Thai Basil (Horapa) - The most common of all three types. Thai basil has a sweet, anise flavor and looks similar to the western sweet basil. It is mostly used in curry dishes.
Holy Basil (Kaprow) - This variety tastes like cloves, and is just as pungent, which explains its alternative name; hot basil. The leaves release their full flavor only when cooked. It is often used in fish dishes, and sautéed with meat.
Cardamom (Krawan) - Cardamoms have a warm, pungent flavor. It is used in both savoury and sweet dishes. In Thailand, it is one of the flavorings for massaman curry.
Bay Leaf (Bai Krawan) - Thai bay leaf is not the same as the Western bay, both plants belong to the family Lauraceae and have a similar flavor. Thai bay leaves are used in Massaman curry and soups.
Chillies (Prik) - These are such an intrinsic part of the Thai cuisine to five a hot, spicy flavor. Chilli contains capsaicin, a biologically active ingredient beneficial to the respiratory system, blood pressure and heart.

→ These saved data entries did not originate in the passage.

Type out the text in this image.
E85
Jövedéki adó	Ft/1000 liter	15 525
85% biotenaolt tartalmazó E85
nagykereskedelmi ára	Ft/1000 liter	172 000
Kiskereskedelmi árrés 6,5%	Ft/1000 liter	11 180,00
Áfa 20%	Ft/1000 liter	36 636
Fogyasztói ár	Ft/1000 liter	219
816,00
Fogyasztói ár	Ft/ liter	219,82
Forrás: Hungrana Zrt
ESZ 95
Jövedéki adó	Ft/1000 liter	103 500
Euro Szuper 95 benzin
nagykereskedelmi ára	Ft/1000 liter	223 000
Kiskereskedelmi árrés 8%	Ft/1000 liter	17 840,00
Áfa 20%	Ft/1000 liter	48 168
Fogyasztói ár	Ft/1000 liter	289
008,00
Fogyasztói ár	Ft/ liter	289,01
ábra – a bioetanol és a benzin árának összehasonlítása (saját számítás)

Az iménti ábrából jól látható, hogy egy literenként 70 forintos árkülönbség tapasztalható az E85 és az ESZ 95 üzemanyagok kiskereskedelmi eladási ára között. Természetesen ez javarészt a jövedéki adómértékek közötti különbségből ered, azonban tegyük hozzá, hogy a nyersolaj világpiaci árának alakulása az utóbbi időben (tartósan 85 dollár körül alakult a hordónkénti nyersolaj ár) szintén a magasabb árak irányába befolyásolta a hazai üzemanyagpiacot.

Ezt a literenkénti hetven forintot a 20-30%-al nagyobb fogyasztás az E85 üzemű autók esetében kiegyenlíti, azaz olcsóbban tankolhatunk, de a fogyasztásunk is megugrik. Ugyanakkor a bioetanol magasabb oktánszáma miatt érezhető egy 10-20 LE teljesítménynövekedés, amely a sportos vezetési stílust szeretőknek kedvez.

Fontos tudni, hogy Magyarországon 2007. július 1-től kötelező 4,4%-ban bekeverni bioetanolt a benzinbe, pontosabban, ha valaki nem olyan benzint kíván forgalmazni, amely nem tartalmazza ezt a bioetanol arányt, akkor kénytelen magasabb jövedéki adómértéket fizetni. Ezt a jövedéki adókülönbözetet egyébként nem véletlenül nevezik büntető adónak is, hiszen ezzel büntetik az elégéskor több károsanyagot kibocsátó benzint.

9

Cilantro (Pak Chee) - The entire plant is used in Thai cooking. Each part, whether roots, stems, leaves, or seeds, has its own unique flavor and specific use. The fresh, delicate leaves are used in sauces, curries, and for garnishes, the roots and stems are crushed and used for marinades, and the seeds are ground to add flavor to various curry pastes.
Cumin (Yira) - The whole seeds of this aromatic spice are not used in Thai cooking, but ground cumin is an important ingredient in curry pastes.

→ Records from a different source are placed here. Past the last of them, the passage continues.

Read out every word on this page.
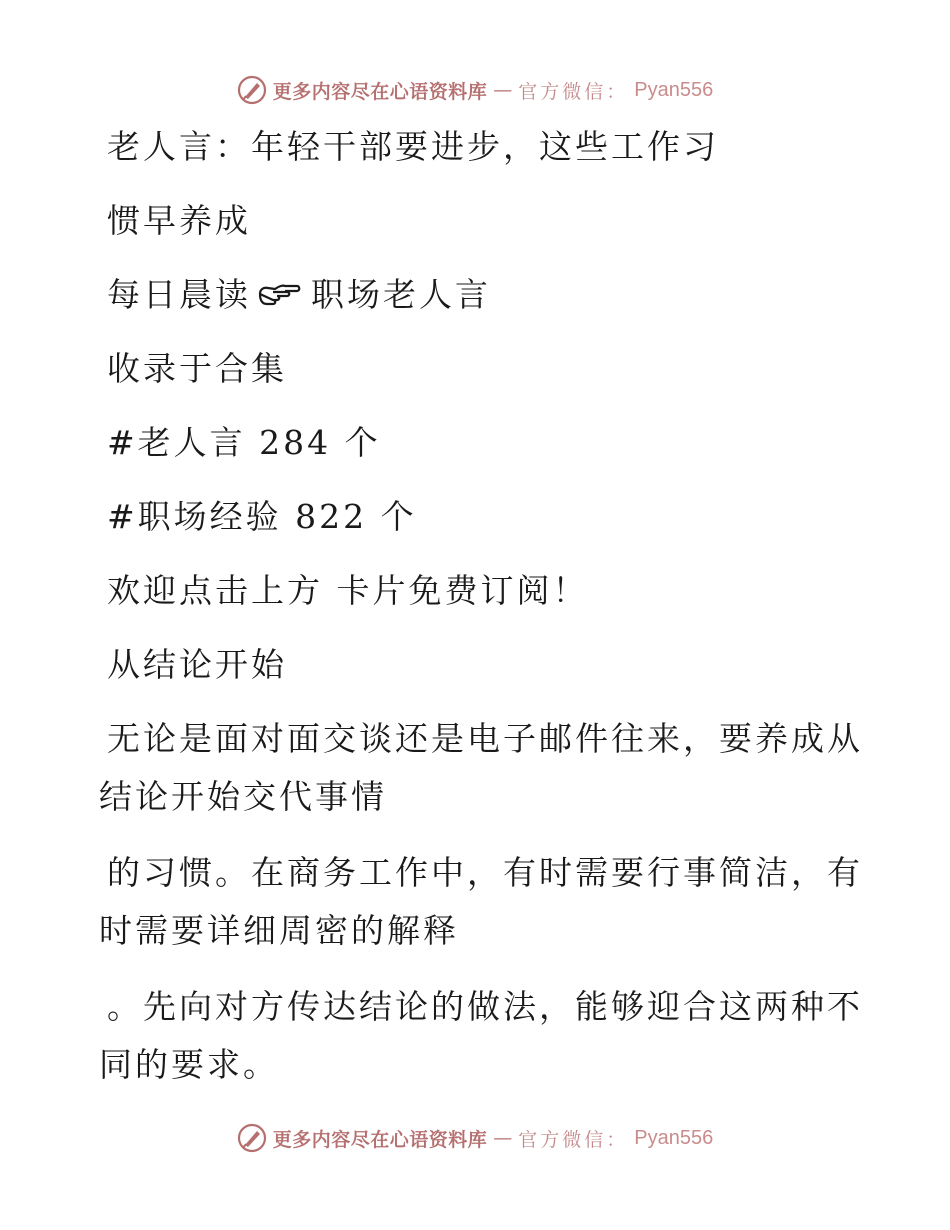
更多内容尽在心语资料库 — 官方微信： Pyan556
老人言：年轻干部要进步，这些工作习
惯早养成
每日晨读 职场老人言
收录于合集
#老人言 284 个
#职场经验 822 个
欢迎点击上方 卡片免费订阅！
从结论开始
无论是面对面交谈还是电子邮件往来，要养成从
结论开始交代事情
的习惯。在商务工作中，有时需要行事简洁，有
时需要详细周密的解释
。先向对方传达结论的做法，能够迎合这两种不
同的要求。
更多内容尽在心语资料库 — 官方微信： Pyan556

Galangal (Kah) - This is a member of the ginger family and it has a similar appearance. It is slightly harder than ginger, but is used in much the same way. Young galangal has a lemony flavor, and is best used in soups. As it matures, the flavor intensifies and becomes more peppery and is used in curry pastes
Lesser Galangal (Krachai) - The flavor of this spice is a cross between ginger and black pepper and the fresh spice is most often used in jungle curries and fish dishes.

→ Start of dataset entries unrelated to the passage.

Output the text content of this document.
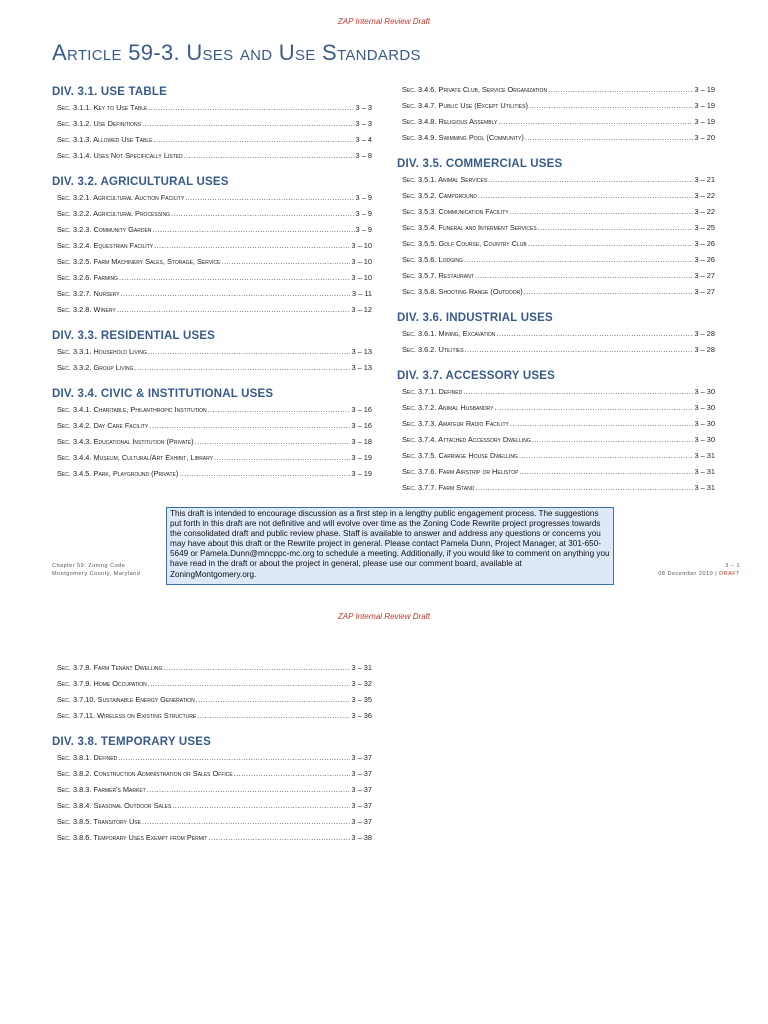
ZAP Internal Review Draft
Article 59-3. Uses and Use Standards
DIV. 3.1. USE TABLE
Sec. 3.1.1. Key to Use Table .....	3 – 3
Sec. 3.1.2. Use Definitions .....	3 – 3
Sec. 3.1.3. Allowed Use Table .....	3 – 4
Sec. 3.1.4. Uses Not Specifically Listed .....	3 – 8
DIV. 3.2. AGRICULTURAL USES
Sec. 3.2.1. Agricultural Auction Facility .....	3 – 9
Sec. 3.2.2. Agricultural Processing .....	3 – 9
Sec. 3.2.3. Community Garden .....	3 – 9
Sec. 3.2.4. Equestrian Facility .....	3 – 10
Sec. 3.2.5. Farm Machinery Sales, Storage, Service .....	3 – 10
Sec. 3.2.6. Farming .....	3 – 10
Sec. 3.2.7. Nursery .....	3 – 11
Sec. 3.2.8. Winery .....	3 – 12
DIV. 3.3. RESIDENTIAL USES
Sec. 3.3.1. Household Living .....	3 – 13
Sec. 3.3.2. Group Living .....	3 – 13
DIV. 3.4. CIVIC & INSTITUTIONAL USES
Sec. 3.4.1. Charitable, Philanthropic Institution .....	3 – 16
Sec. 3.4.2. Day Care Facility .....	3 – 16
Sec. 3.4.3. Educational Institution (Private) .....	3 – 18
Sec. 3.4.4. Museum, Cultural/Art Exhibit, Library .....	3 – 19
Sec. 3.4.5. Park, Playground (Private) .....	3 – 19
Sec. 3.4.6. Private Club, Service Organization .....	3 – 19
Sec. 3.4.7. Public Use (Except Utilities) .....	3 – 19
Sec. 3.4.8. Religious Assembly .....	3 – 19
Sec. 3.4.9. Swimming Pool (Community) .....	3 – 20
DIV. 3.5. COMMERCIAL USES
Sec. 3.5.1. Animal Services .....	3 – 21
Sec. 3.5.2. Campground .....	3 – 22
Sec. 3.5.3. Communication Facility .....	3 – 22
Sec. 3.5.4. Funeral and Interment Services .....	3 – 25
Sec. 3.5.5. Golf Course, Country Club .....	3 – 26
Sec. 3.5.6. Lodging .....	3 – 26
Sec. 3.5.7. Restaurant .....	3 – 27
Sec. 3.5.8. Shooting Range (Outdoor) .....	3 – 27
DIV. 3.6. INDUSTRIAL USES
Sec. 3.6.1. Mining, Excavation .....	3 – 28
Sec. 3.6.2. Utilities .....	3 – 28
DIV. 3.7. ACCESSORY USES
Sec. 3.7.1. Defined .....	3 – 30
Sec. 3.7.2. Animal Husbandry .....	3 – 30
Sec. 3.7.3. Amateur Radio Facility .....	3 – 30
Sec. 3.7.4. Attached Accessory Dwelling .....	3 – 30
Sec. 3.7.5. Carriage House Dwelling .....	3 – 31
Sec. 3.7.6. Farm Airstrip or Helistop .....	3 – 31
Sec. 3.7.7. Farm Stand .....	3 – 31
This draft is intended to encourage discussion as a first step in a lengthy public engagement process. The suggestions put forth in this draft are not definitive and will evolve over time as the Zoning Code Rewrite project progresses towards the consolidated draft and public review phase. Staff is available to answer and address any questions or concerns you may have about this draft or the Rewrite project in general. Please contact Pamela Dunn, Project Manager, at 301-650-5649 or Pamela.Dunn@mncppc-mc.org to schedule a meeting. Additionally, if you would like to comment on anything you have read in the draft or about the project in general, please use our comment board, available at ZoningMontgomery.org.
Chapter 59: Zoning Code
Montgomery County, Maryland
3 – 1
08 December 2010 | DRAFT
ZAP Internal Review Draft
Sec. 3.7.8. Farm Tenant Dwelling .....	3 – 31
Sec. 3.7.9. Home Occupation .....	3 – 32
Sec. 3.7.10. Sustainable Energy Generation .....	3 – 35
Sec. 3.7.11. Wireless on Existing Structure .....	3 – 36
DIV. 3.8. TEMPORARY USES
Sec. 3.8.1. Defined .....	3 – 37
Sec. 3.8.2. Construction Administration or Sales Office .....	3 – 37
Sec. 3.8.3. Farmer's Market .....	3 – 37
Sec. 3.8.4. Seasonal Outdoor Sales .....	3 – 37
Sec. 3.8.5. Transitory Use .....	3 – 37
Sec. 3.8.6. Temporary Uses Exempt from Permit .....	3 – 38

Garlic (Kratiem) - Thais use huge amounts of garlic in their cooking. Thai garlic tends to be smaller and more pungent than most garlic. It typically has a thin pink skin, which is seldom removed before use.
Ginger (Khing) - The roots are used medicinally and for flavoring food. Young roots are used to flavor drinks, use in marinades for meat, and also use in some desserts.
Kaffir Lime (Ma Krut) - The leaves, peel and juice of the Kaffir Lime are used as a flavoring in Thai cuisine. The leaves are often used in soups, and peel is the ingredient in most Thai curry pastes. The major therapeutic benefit of the juice is as an appetizer.
Lemongrass (Ta Krai) - This is one of an essential ingredient in Thai cooking. Lemongrass is a citrus flavored plant and is often used in spicy soups.
Mint (Saranae) - Mint is a popular herb in Thailand. The leaves are often used fresh in spicy salads.
Pepercorns (Prik Thai) - Thai cooks use only two types of peppercorns: white for seasoning and green as a garnish and flavor for jungle curries and stir-fries.
Tamarind (Ma Kam) - Tamarind juice is one of the main souring agents in Thai cooking and is an essential ingredient of several Thai dishes. It is both fruity and refreshing and has a tart and sour flavor without being bitter.
Turmeric (Kamin) - It has unique aromatic characteristics and use to provide yellow coloring for Thai food. In Thailand it often forms part of curry pastes and also in the marinades for meat.